- Interactive map of Kamo site
- 34°49′15.4″N 135°24′28.1″E﻿ / ﻿34.820944°N 135.407806°E
- Type: Settlement trace
- Periods: Yayoi period
- Location: Kawanishi, Hyōgo, Japan
- Region: Kansai region

Site notes
- Public access: Yes (park and museum)

= Kamo site =

Yayoi period settlement trace in Kawanishi, Hyōgo, Japan

The Kamo site (加茂遺跡, Kamo iseki) is an archaeological site with the traces of a Yayoi period settlement located in the Minamihanayashiki neighborhood of the city of Kawanishi, Hyōgo Prefecture, in the Kansai region of Japan. It was designated a National Historic Site in 2000.

==Overview==
The Kamo site is located at an elevation of about 40 meters on the edge of the Itami Plateau, where the Ina River flows from the Hokusetsu Hills to the Nishisetsu Plain, at the very southern tip of Kawanishi city. It is an archaeological site with traces from the Japanese Paleolithic period to the Heian period, and is estimated to have become a large-scale settlement in the middle of the Yayoi period. The site was discovered in 1911, when a dotaku was founded the eastern slope of the plateau. Afterwards, the production site of stone tools was discovered. Excavations were conducted 225 times from 1952 through 2007, which confirmed that the site measures 800 meters from east-to-west by 400 meters from north-to-south. The remains of the mid-Yayoi period that make up the center of the ruins include six pillar-supported buildings, 40 pit dwellings, 22 square grooved tombs, 12 earthenware coffin tombs, 38 wooden coffins and pit tombs, The structure of the entire village, including residential areas and cemeteries, was surrounded by a moat. The center of the settlement is located in the eastern half, which has a higher elevation, and this area contains most of the Yayoi pottery discovered, along with a large amount of relics. The tombs are concentrated in the western part of the village. The 1992 excavation discovered the foundations for a large pillar-supported building with a square enclosure, which may have been the residence of a chieftain, or a structure of religious significance.
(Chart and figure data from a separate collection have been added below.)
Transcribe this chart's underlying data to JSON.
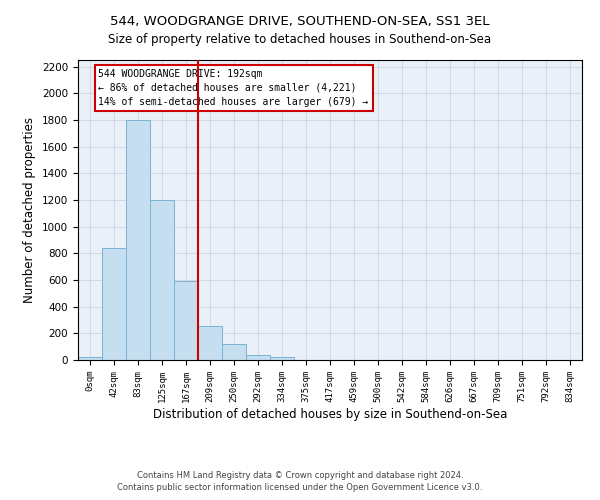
{
  "title": "544, WOODGRANGE DRIVE, SOUTHEND-ON-SEA, SS1 3EL",
  "subtitle": "Size of property relative to detached houses in Southend-on-Sea",
  "xlabel": "Distribution of detached houses by size in Southend-on-Sea",
  "ylabel": "Number of detached properties",
  "footnote1": "Contains HM Land Registry data © Crown copyright and database right 2024.",
  "footnote2": "Contains public sector information licensed under the Open Government Licence v3.0.",
  "bar_labels": [
    "0sqm",
    "42sqm",
    "83sqm",
    "125sqm",
    "167sqm",
    "209sqm",
    "250sqm",
    "292sqm",
    "334sqm",
    "375sqm",
    "417sqm",
    "459sqm",
    "500sqm",
    "542sqm",
    "584sqm",
    "626sqm",
    "667sqm",
    "709sqm",
    "751sqm",
    "792sqm",
    "834sqm"
  ],
  "bar_values": [
    25,
    840,
    1800,
    1200,
    590,
    255,
    120,
    40,
    20,
    0,
    0,
    0,
    0,
    0,
    0,
    0,
    0,
    0,
    0,
    0,
    0
  ],
  "bar_color": "#c5dff0",
  "bar_edgecolor": "#7ab3d4",
  "background_color": "#ffffff",
  "plot_bg_color": "#eaf0f8",
  "grid_color": "#c8d0dc",
  "vline_x": 4.5,
  "vline_color": "#cc0000",
  "annotation_line1": "544 WOODGRANGE DRIVE: 192sqm",
  "annotation_line2": "← 86% of detached houses are smaller (4,221)",
  "annotation_line3": "14% of semi-detached houses are larger (679) →",
  "annotation_box_color": "#ffffff",
  "annotation_box_edgecolor": "#cc0000",
  "ylim": [
    0,
    2250
  ],
  "yticks": [
    0,
    200,
    400,
    600,
    800,
    1000,
    1200,
    1400,
    1600,
    1800,
    2000,
    2200
  ]
}
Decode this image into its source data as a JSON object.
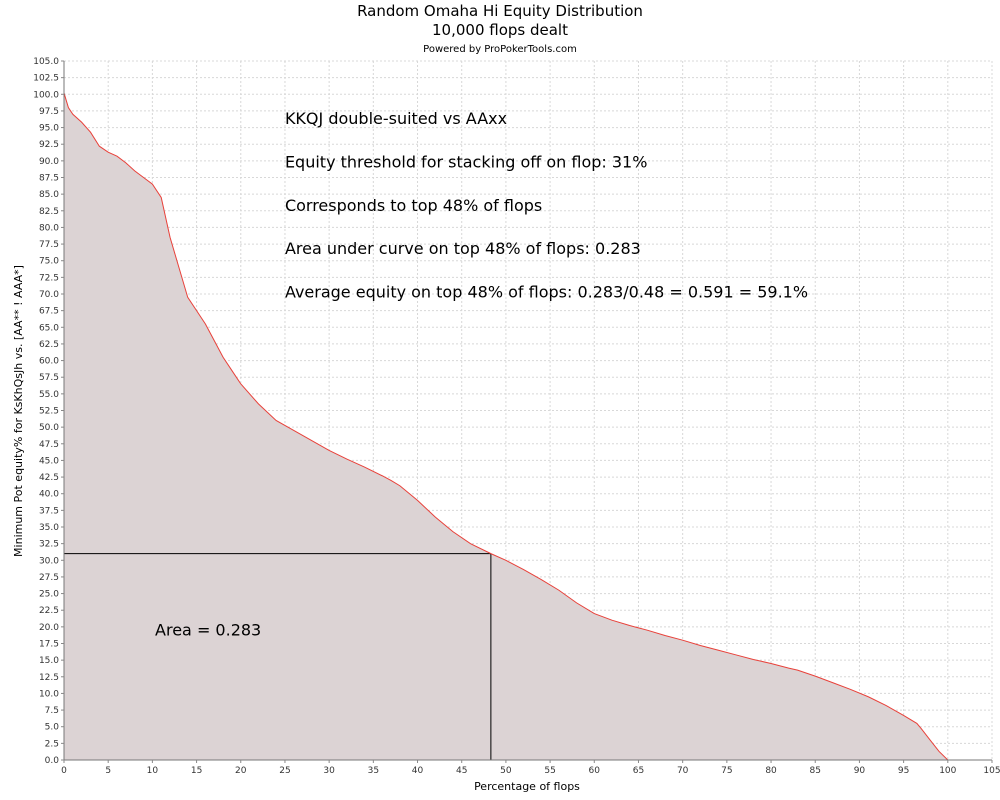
{
  "chart_data": {
    "type": "area",
    "title": "Random Omaha Hi Equity Distribution",
    "subtitle": "10,000 flops dealt",
    "credit": "Powered by ProPokerTools.com",
    "xlabel": "Percentage of flops",
    "ylabel": "Minimum Pot equity% for KsKhQsJh vs. [AA** ! AAA*]",
    "xlim": [
      0,
      105
    ],
    "ylim": [
      0,
      105
    ],
    "x_tick_step": 5,
    "y_tick_step": 2.5,
    "grid": true,
    "colors": {
      "line": "#e8413a",
      "fill": "#dcd3d4",
      "grid": "#d8d8d8"
    },
    "series": [
      {
        "x": [
          0,
          0.5,
          1,
          2,
          3,
          4,
          5,
          6,
          7,
          8,
          9,
          10,
          11,
          12,
          13,
          14,
          15,
          16,
          17,
          18,
          19,
          20,
          22,
          24,
          26,
          28,
          30,
          32,
          34,
          36,
          37,
          38,
          40,
          42,
          44,
          46,
          48.3,
          50,
          52,
          54,
          56,
          58,
          60,
          62,
          64,
          66,
          68,
          70,
          72,
          74,
          76,
          78,
          80,
          82,
          83,
          85,
          87,
          89,
          91,
          93,
          95,
          96.5,
          97,
          98,
          99,
          100
        ],
        "y": [
          100.2,
          98,
          97,
          95.8,
          94.3,
          92.2,
          91.3,
          90.7,
          89.7,
          88.5,
          87.5,
          86.5,
          84.5,
          78.5,
          74,
          69.5,
          67.5,
          65.5,
          63,
          60.5,
          58.5,
          56.5,
          53.5,
          51,
          49.5,
          48,
          46.5,
          45.2,
          44,
          42.7,
          42,
          41.2,
          39,
          36.5,
          34.3,
          32.5,
          31,
          30,
          28.6,
          27.1,
          25.5,
          23.6,
          22,
          21,
          20.2,
          19.5,
          18.7,
          18,
          17.2,
          16.5,
          15.8,
          15.1,
          14.5,
          13.8,
          13.5,
          12.6,
          11.6,
          10.6,
          9.5,
          8.2,
          6.7,
          5.5,
          4.7,
          3,
          1.3,
          0
        ]
      }
    ],
    "threshold": {
      "x": 48.3,
      "y": 31
    },
    "annotations": [
      {
        "text": "KKQJ double-suited vs AAxx",
        "x": 25,
        "y": 95.5
      },
      {
        "text": "Equity threshold for stacking off on flop: 31%",
        "x": 25,
        "y": 89
      },
      {
        "text": "Corresponds to top 48% of flops",
        "x": 25,
        "y": 82.5
      },
      {
        "text": "Area under curve on top 48% of flops: 0.283",
        "x": 25,
        "y": 76
      },
      {
        "text": "Average equity on top 48% of flops: 0.283/0.48 = 0.591 = 59.1%",
        "x": 25,
        "y": 69.5
      },
      {
        "text": "Area = 0.283",
        "x": 10.3,
        "y": 18.7
      }
    ]
  }
}
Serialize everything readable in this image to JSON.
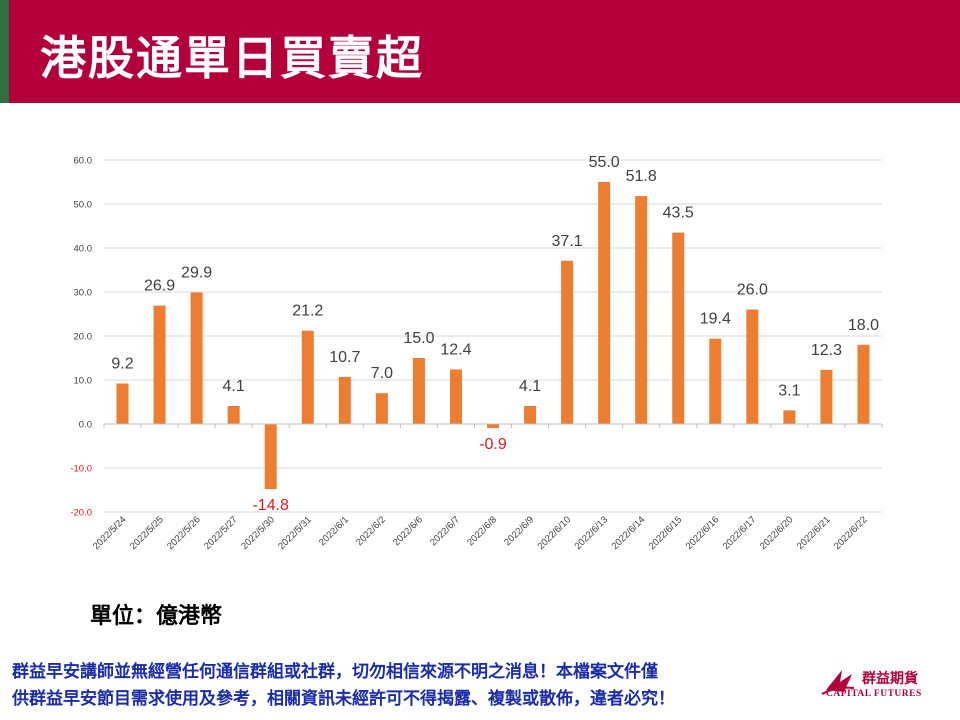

In 1936, the Miyagawa Stone Tool Museum (宮川石器館, Miyagawa sekki-kan) was opened near the site to exhibit earthenware and stone tools collected at the Kamo site. In 1993, the Kawanishi Cultural Assets Museum (川西市文化財資料館, Kawanishishi bunkazai shiryōkan) was opened near the site to relics excavated from this and other site around Kawanishi City.

The site is about a 20-minute walk from Kawanishi-Ikeda Station on the JR West Fukuchiyama Line.